## Precalculus (6th Edition) Blitzer

For the point $\left( -3,-1 \right)$, the equation is $y+1=1\left( x+3 \right)$ and for the point $\left( 2,4 \right)$, the equation is $y-4=1\left( x-2 \right)$. The slope-intercept form of the line is $y=x+2$.

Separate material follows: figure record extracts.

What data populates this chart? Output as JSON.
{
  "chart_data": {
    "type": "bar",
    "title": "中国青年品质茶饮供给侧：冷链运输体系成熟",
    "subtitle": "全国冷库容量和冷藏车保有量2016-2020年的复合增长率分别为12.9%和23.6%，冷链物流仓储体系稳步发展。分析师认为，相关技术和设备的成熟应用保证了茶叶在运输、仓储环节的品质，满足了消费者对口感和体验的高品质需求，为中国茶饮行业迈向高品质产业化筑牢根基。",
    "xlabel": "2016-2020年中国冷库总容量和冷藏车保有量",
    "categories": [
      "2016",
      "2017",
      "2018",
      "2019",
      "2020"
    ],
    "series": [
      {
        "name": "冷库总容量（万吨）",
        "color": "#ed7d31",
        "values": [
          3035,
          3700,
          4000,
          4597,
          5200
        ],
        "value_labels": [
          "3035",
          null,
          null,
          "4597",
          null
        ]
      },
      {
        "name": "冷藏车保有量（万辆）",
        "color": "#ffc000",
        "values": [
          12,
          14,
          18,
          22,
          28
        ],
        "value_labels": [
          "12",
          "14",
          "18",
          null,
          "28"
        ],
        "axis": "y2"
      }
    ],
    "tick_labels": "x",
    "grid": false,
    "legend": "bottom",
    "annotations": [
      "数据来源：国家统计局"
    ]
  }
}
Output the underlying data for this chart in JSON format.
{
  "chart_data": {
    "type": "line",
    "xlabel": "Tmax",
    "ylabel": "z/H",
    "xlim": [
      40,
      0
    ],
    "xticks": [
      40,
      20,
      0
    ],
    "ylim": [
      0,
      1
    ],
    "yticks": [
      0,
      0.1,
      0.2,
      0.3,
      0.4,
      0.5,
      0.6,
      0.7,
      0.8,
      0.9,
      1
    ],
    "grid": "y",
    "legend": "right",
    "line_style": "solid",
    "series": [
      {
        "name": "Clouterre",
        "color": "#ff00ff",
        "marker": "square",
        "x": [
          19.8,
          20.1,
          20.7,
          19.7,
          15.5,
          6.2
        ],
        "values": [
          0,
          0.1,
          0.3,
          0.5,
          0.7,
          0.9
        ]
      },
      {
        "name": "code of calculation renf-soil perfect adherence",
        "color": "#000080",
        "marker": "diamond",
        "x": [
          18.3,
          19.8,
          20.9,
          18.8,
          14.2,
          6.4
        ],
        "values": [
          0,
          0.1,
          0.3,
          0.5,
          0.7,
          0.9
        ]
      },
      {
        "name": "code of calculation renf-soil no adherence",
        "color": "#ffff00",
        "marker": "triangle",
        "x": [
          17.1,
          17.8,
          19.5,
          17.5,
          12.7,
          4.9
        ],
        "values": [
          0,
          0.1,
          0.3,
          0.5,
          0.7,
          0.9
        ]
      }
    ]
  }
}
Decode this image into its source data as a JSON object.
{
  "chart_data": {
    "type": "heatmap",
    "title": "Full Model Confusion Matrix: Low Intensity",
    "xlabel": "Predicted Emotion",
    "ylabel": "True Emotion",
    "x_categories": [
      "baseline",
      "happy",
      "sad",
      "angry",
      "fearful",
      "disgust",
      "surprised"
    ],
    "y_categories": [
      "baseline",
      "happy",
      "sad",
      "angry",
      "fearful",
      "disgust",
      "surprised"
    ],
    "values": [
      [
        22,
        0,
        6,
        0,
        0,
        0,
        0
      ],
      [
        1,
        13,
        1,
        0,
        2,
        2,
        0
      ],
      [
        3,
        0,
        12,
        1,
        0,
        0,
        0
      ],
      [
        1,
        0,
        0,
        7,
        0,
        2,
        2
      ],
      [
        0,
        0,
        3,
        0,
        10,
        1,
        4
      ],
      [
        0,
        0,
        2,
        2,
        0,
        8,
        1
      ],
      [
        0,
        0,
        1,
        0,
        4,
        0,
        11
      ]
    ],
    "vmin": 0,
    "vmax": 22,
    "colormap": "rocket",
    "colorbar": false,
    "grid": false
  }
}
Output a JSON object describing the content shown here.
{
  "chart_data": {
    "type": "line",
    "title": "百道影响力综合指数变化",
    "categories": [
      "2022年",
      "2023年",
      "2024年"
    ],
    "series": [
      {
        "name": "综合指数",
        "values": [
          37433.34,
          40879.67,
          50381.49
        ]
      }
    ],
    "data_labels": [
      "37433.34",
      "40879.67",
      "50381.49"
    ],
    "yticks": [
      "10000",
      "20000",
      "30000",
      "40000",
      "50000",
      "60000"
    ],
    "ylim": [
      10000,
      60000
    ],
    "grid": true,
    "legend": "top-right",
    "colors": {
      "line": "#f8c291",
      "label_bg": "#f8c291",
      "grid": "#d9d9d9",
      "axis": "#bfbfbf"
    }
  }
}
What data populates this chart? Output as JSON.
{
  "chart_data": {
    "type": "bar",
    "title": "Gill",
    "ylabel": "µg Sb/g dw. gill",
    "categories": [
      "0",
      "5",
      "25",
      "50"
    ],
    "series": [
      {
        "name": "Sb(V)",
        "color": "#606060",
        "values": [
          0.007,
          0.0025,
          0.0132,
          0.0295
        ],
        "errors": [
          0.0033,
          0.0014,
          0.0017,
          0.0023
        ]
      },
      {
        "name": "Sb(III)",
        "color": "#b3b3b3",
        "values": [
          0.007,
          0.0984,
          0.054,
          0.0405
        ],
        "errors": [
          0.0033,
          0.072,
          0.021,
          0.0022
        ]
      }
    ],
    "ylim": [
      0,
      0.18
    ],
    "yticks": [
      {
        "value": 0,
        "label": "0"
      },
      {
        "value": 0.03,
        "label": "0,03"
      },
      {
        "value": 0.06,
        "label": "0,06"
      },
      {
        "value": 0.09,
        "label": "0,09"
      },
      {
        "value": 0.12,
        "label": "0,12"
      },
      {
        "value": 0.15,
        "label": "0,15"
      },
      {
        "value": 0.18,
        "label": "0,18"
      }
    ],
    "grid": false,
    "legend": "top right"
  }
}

We have $\left( {{x}_{1}},{{y}_{1}} \right)$ and $\left( {{x}_{2}},{{y}_{2}} \right)$ as the points where the line passes. Here, these points are $\left( -3,-1 \right)$ and $\left( 2,4 \right)$. Hence, the slope of the line will be $m=\frac{4-\left( -1 \right)}{2-\left( -3 \right)}=\frac{5}{5}=1$. Thus, the slope of the line will be $1.$ The equation of the line in point-slope form will be calculated using the form $\left( y-{{y}_{1}} \right)=m\left( x-{{x}_{1}} \right)$ ………………………………………..….. (2) As there are two points through which the line passes, so there will be two equations of the line in point-slope form using equation (2). For the point $\left( -3,-1 \right)$, the equation will be $y+1=1\left( x+3 \right)$ ………………………………………..…… (3) For the point $\left( 2,4 \right)$, the equation will be $y-4=1\left( x-2 \right)$ ………………………………………..……. (4) The slope-intercept form can be concluded by simplifying either equation (3) or (4); we will get \begin{align} & y+1=1\left( x+3 \right) \\ & y+1-1=x+3-1 \\ & y=x+2 \end{align} Thus, the slope-intercept form of the line will be $y=x+2$.